Are companies with a negative return on equity (ROE) always a bad investment?

By Ryan C. Fuhrmann AAA
A:

Companies that report losses are more difficult to value than those that report consistent profits. Any metric that uses net income is basically nullified as an input when a company reports negative profits. Return on equity (ROE) is one such metric. However, not all companies with negative ROEs are always bad investments.

Reported Return on Equity

ROE is calculated as:

Net income / Shareholders’ equity

To get to the basic ROE formula, the numerator is simply net income, or the bottom-line profits reported on a firm’s income statement. The denominator for ROE is equity, or more specifically – shareholders’ equity.

Clearly, when net income is negative, ROE will also be negative. For most firms, an ROE level around 10% is considered strong and covers its costs of capital.

How it can Mislead

A firm may report negative net income, but it doesn’t always mean it is a bad investment. Free cash flow is another form of profitability and can be used in lieu of net income. Below is an example of how looking only at net income can be misleading.

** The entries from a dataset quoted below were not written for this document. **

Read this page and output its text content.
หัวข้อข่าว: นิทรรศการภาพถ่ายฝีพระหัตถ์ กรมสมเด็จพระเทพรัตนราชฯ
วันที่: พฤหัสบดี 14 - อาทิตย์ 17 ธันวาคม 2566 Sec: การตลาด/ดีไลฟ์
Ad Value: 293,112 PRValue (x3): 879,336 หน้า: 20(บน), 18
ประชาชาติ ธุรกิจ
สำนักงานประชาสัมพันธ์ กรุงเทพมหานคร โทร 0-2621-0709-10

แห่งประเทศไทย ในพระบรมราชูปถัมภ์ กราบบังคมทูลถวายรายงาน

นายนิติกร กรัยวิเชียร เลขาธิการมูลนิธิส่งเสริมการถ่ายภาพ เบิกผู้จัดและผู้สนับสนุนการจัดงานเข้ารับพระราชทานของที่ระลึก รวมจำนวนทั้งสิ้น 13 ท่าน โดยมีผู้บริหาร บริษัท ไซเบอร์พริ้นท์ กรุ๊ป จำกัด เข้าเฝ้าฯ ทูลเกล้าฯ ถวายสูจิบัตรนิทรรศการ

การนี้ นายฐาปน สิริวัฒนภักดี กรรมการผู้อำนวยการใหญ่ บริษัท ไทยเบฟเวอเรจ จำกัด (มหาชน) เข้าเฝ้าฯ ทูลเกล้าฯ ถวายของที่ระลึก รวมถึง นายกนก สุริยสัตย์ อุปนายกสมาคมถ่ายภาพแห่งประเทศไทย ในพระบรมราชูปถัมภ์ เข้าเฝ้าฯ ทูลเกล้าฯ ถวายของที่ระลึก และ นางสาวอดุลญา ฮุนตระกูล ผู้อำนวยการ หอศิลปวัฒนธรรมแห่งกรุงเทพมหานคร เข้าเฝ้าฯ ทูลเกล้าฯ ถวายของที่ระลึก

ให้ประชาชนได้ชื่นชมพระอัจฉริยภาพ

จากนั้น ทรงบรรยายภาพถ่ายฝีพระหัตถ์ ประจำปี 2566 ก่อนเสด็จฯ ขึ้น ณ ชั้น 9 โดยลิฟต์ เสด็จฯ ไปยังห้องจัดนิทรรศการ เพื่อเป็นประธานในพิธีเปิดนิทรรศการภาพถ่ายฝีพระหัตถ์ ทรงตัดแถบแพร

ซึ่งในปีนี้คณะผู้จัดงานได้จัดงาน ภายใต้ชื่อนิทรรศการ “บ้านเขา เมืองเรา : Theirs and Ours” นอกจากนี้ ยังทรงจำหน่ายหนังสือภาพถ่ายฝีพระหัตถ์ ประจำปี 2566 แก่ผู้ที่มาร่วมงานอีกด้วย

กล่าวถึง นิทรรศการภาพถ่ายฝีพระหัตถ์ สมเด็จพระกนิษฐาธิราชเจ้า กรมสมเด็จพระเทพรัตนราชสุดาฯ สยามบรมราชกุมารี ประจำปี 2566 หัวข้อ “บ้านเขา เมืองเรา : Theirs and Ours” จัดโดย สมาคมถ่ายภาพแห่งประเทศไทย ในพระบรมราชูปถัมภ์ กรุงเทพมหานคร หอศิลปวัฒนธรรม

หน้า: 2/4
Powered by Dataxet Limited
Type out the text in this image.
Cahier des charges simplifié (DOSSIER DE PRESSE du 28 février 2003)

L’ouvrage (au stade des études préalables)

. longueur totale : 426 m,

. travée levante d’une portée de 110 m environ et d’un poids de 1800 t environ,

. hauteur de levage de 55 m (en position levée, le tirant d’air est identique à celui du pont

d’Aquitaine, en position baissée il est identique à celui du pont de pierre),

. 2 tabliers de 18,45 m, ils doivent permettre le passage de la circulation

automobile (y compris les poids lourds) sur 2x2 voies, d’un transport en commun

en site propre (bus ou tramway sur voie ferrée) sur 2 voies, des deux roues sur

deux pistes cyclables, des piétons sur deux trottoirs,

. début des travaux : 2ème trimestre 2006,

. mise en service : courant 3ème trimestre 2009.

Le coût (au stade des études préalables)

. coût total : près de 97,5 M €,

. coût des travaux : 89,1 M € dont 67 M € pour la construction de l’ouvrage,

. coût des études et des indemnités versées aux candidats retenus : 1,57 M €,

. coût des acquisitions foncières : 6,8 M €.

Back in 2012, computer and printing giant Hewlett-Packard Co (HPQ) reported a number of charges to restructure its business. This included headcount reductions and writing down goodwill after a botched acquisition. These charges resulted in negative net income of $12.7 billion, or negative $6.41 per share. Reported ROE was equally dismal at -51%. However, free cash flow generation for the year was positive at $6.9 billion, or $3.48 per share. That’s quite a stark contrast from the net income figure that resulted in a much more favorable ROE level of 30%.

For astute investors, this could have provided an indication that HP wasn’t in as precarious position as its profit and ROE levels indicated. Indeed, the next year net income returned to a positive $5.1 billion, or $2.62 per share. Free cash flow improved as well to $8.4 billion, or $4.31 per share. The stock rallied strongly as investors started to realize that HP wasn’t as bad an investment as its negative ROE indicated.

The Bottom Line

The HP example demonstrates how looking at the traditional definition of ROE can mislead investors. Other firms chronically report negative net income, but have healthier free cash flow levels, which might translate into stronger ROE than investors could realize.

At the time of writing, Ryan C. Fuhrmann did not own shares in any of the companies mentioned in this article.